The purpose of the residency is to support artists, curators or producers to develop and research new, ambitious work intended for public presentation. The intention of this residency is to allow the artist impactful access to current research at Insight. The research collaboration will focus on the development of a particular project.
It is hoped that the residency will enable the creation of a work that is ambitious and far-reaching: works which propose new forms of medium and new ways of theorising complex scientific ideas are welcome.
Ann Maria Healy is the recipient of this year’s award which includes a bursary of €5,000 toward new work in development between the artist and scientific researchers based at insight@DCU. The residency has been developed in collaboration with Dublin City Council Arts Office, The Lab Gallery and output from the residency will appear in the Lab’s 2021 programme curated by Sheena Barrett.

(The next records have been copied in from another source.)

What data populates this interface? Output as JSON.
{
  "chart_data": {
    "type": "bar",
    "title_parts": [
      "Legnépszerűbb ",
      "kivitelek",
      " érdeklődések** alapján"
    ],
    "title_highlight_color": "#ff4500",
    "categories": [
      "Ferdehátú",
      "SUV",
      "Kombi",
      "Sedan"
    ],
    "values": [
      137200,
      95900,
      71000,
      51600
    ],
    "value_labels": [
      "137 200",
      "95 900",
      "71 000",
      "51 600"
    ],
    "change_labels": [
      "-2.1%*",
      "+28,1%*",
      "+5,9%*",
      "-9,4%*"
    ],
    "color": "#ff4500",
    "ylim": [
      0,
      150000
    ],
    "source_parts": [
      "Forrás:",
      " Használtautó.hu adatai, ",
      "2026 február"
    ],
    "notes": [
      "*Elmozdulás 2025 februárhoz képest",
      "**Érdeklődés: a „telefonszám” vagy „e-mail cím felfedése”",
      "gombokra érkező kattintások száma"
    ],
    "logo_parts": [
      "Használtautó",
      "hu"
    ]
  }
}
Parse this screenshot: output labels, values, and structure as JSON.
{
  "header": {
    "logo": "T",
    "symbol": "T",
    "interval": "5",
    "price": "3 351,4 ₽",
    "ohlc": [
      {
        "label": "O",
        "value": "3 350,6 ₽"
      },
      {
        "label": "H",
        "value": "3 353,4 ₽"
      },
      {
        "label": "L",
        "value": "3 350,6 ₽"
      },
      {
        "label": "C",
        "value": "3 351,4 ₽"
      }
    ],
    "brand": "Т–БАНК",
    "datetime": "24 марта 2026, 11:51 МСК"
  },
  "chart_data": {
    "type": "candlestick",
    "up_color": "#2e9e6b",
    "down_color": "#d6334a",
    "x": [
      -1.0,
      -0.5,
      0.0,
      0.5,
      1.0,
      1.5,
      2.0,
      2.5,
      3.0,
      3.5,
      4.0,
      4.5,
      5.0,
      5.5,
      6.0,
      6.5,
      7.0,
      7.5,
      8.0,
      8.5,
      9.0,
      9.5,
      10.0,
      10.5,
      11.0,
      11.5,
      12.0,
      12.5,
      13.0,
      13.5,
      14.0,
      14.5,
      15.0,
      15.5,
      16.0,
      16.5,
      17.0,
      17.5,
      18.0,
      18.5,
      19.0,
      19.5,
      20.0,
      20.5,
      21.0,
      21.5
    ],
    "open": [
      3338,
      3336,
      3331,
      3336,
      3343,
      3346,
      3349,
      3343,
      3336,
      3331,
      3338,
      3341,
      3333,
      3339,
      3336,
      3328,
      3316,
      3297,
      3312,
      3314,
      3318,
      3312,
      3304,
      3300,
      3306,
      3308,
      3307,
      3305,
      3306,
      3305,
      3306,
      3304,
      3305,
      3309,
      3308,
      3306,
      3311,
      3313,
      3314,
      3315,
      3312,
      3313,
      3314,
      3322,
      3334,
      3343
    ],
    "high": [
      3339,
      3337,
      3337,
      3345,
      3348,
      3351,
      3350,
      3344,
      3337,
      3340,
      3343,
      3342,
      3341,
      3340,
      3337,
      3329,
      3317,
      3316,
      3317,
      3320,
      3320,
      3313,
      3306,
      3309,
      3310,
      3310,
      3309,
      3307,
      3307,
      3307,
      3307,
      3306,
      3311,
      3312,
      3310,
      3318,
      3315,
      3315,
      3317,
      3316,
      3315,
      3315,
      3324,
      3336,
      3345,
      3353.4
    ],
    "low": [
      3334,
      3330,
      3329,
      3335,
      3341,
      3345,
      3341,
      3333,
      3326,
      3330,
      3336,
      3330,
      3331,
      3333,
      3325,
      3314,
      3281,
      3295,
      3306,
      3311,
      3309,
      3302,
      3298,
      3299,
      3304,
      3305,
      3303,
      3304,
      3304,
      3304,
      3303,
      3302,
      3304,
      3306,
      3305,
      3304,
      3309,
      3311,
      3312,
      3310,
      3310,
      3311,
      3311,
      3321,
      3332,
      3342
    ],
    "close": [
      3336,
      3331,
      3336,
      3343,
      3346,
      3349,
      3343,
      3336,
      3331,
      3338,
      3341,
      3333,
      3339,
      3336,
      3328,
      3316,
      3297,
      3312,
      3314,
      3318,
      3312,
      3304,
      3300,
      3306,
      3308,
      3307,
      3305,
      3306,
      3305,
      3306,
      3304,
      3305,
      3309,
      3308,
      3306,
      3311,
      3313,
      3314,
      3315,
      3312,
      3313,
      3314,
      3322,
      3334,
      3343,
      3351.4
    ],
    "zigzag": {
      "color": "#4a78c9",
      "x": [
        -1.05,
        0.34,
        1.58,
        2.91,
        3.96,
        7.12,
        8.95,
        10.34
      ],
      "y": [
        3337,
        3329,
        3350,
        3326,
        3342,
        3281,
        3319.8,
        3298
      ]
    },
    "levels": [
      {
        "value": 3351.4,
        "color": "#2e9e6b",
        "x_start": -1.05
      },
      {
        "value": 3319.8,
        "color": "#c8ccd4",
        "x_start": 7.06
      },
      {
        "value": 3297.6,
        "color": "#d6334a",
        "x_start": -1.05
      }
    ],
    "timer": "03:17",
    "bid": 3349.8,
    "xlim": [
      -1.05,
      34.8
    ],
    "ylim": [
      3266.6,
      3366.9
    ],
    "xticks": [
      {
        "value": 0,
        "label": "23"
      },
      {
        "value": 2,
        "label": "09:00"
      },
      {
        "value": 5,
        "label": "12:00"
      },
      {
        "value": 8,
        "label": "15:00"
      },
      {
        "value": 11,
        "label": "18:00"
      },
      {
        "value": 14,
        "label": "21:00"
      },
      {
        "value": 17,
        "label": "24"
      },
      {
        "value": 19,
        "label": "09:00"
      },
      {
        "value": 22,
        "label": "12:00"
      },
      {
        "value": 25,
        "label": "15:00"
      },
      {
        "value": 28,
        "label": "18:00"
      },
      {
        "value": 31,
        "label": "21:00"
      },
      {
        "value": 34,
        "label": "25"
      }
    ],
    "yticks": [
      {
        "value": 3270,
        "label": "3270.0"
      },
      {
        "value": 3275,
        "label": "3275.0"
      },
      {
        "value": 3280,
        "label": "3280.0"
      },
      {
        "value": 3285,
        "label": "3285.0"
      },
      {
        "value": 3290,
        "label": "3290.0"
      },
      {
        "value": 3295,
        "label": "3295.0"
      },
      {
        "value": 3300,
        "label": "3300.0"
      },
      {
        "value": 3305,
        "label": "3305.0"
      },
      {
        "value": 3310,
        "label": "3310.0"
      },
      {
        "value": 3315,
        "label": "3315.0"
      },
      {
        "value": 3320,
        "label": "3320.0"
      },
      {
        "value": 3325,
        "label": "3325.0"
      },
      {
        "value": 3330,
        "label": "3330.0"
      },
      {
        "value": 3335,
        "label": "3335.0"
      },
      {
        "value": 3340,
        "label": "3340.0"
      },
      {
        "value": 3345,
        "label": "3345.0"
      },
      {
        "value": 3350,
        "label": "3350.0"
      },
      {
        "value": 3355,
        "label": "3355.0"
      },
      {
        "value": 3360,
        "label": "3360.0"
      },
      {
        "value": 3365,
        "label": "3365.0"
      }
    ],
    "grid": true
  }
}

Ann Maria Healy’s work expresses itself through video, sculptural and textual form. Her practice is concerned with re-occurrence, the power of history and narratives embedded within the human psyche. She seeks to co-opt the embodied meaning of material in order to unpack and subvert it. She is drawn to narrative that is connected to place and object, often acting in an absurd manner, the work seeks to employ mysticism as a tool to reconsider our present moment.
Healy’s past work includes exhibitions such as ‘Desire: A Revision from the 20th Century to the Digital Age’, Irish Museum of Modern Art, 2019-20. ‘Futures: Series 3 Episode 1’, Royal Hibernian Academy, 2017. Previous residencies include Cow House Studios, Wexford, 2015 and The Banff Centre, Canada, 2014. Healy is an MFA graduate of The Piet Zwart Institute, Rotterdam, 2014 and a recipient of the Irish Arts Council, Visual Artist Bursary Award, 2019.
The image above is from her 2018 work, ‘When Dealers are Shamans.’